Les participants, toutes sources confondues, qui consommaient de plus grandes quantités d’eau présentaient des niveaux réduits de Campylobacter, un type de bactérie responsable de la plupart des cas de gastro-entérite bactérienne dans le monde. Les participants classés comme buvant peu d’eau (moins d’un litre par jour) présentaient une diversité microbienne intestinale moins riche.
→ Mais qu’est-ce qui, dans l’eau, peut influencer le microbiote intestinal ?

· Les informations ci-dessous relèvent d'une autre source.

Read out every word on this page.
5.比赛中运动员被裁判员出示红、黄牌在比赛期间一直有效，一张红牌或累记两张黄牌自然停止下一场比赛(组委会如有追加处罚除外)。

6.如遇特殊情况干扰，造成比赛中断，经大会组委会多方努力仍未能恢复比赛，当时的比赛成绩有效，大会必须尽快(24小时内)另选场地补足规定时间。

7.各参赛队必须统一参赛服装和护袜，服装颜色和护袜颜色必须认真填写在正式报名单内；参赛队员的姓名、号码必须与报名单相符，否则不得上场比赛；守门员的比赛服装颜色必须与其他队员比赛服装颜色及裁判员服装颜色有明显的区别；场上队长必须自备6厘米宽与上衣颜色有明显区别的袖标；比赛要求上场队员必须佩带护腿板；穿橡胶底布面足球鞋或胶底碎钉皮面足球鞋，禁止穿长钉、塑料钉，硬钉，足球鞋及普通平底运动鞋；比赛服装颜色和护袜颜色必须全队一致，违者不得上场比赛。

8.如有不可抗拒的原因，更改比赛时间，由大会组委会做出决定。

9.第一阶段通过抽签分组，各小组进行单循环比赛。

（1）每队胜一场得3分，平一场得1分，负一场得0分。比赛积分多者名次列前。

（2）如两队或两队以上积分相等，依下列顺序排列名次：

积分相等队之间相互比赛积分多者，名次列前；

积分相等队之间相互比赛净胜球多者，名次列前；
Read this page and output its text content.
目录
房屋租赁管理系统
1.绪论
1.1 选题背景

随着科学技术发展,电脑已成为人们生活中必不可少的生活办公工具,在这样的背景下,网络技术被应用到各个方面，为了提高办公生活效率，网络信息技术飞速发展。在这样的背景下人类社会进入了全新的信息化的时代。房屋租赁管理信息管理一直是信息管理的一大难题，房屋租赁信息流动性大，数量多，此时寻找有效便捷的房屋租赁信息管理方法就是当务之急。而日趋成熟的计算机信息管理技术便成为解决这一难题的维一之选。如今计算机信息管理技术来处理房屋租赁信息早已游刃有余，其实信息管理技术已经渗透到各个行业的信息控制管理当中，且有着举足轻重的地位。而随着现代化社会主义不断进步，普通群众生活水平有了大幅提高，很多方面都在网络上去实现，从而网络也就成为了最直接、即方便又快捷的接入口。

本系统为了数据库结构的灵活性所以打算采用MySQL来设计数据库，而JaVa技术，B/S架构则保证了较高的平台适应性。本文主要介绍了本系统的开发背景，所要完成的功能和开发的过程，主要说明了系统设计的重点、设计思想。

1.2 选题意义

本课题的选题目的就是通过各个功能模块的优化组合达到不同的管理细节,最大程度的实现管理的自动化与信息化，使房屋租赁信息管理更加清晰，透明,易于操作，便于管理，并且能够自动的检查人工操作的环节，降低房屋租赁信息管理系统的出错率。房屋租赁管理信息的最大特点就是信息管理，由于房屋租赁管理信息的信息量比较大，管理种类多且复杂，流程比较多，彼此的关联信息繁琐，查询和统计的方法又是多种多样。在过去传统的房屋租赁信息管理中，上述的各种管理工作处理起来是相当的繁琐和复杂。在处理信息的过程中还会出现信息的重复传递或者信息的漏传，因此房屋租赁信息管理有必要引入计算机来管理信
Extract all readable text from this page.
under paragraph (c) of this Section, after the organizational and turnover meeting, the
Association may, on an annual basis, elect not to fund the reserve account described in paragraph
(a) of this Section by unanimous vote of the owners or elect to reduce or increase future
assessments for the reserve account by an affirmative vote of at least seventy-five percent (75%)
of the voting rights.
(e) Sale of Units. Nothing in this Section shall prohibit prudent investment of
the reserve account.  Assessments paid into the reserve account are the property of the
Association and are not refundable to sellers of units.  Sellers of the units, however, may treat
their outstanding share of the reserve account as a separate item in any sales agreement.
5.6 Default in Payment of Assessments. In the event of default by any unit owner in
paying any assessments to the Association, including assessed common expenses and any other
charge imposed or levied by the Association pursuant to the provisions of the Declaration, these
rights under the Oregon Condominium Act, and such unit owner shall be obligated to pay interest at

L’effet de l’eau est mal compris. Toutefois, les auteurs de l’étude ont émis l’hypothèse que les propriétés physico-chimiques, la composition minérale ou encore les communautés microbiennes intrinsèques naturelles de l’eau, ou bien la combinaison de ces trois éléments, pouvaient influencer le microbiote des participants. Soulignons en effet qu’une eau n’est pas stérile par nature et qu’elle contient des micro-organismes bénéfiques, quelle que soit son origine.
Les auteurs de l’étude indiquent d’ailleurs que cette communauté de micro-organismes présente dans chaque eau varie selon l’origine de la source, mais également tout au long du système de traitement et de distribution (ce sujet sera abordé dans la partie consacrée au « réseau d’eau potable »), sans oublier les conditions de stockage.
→ La source d’eau potable est un facteur clé de la composition du microbiote intestinal.
Le microbiote intestinal présente ainsi des signatures distinctes en fonction de la source d’eau potable et de la quantité d’eau consommée.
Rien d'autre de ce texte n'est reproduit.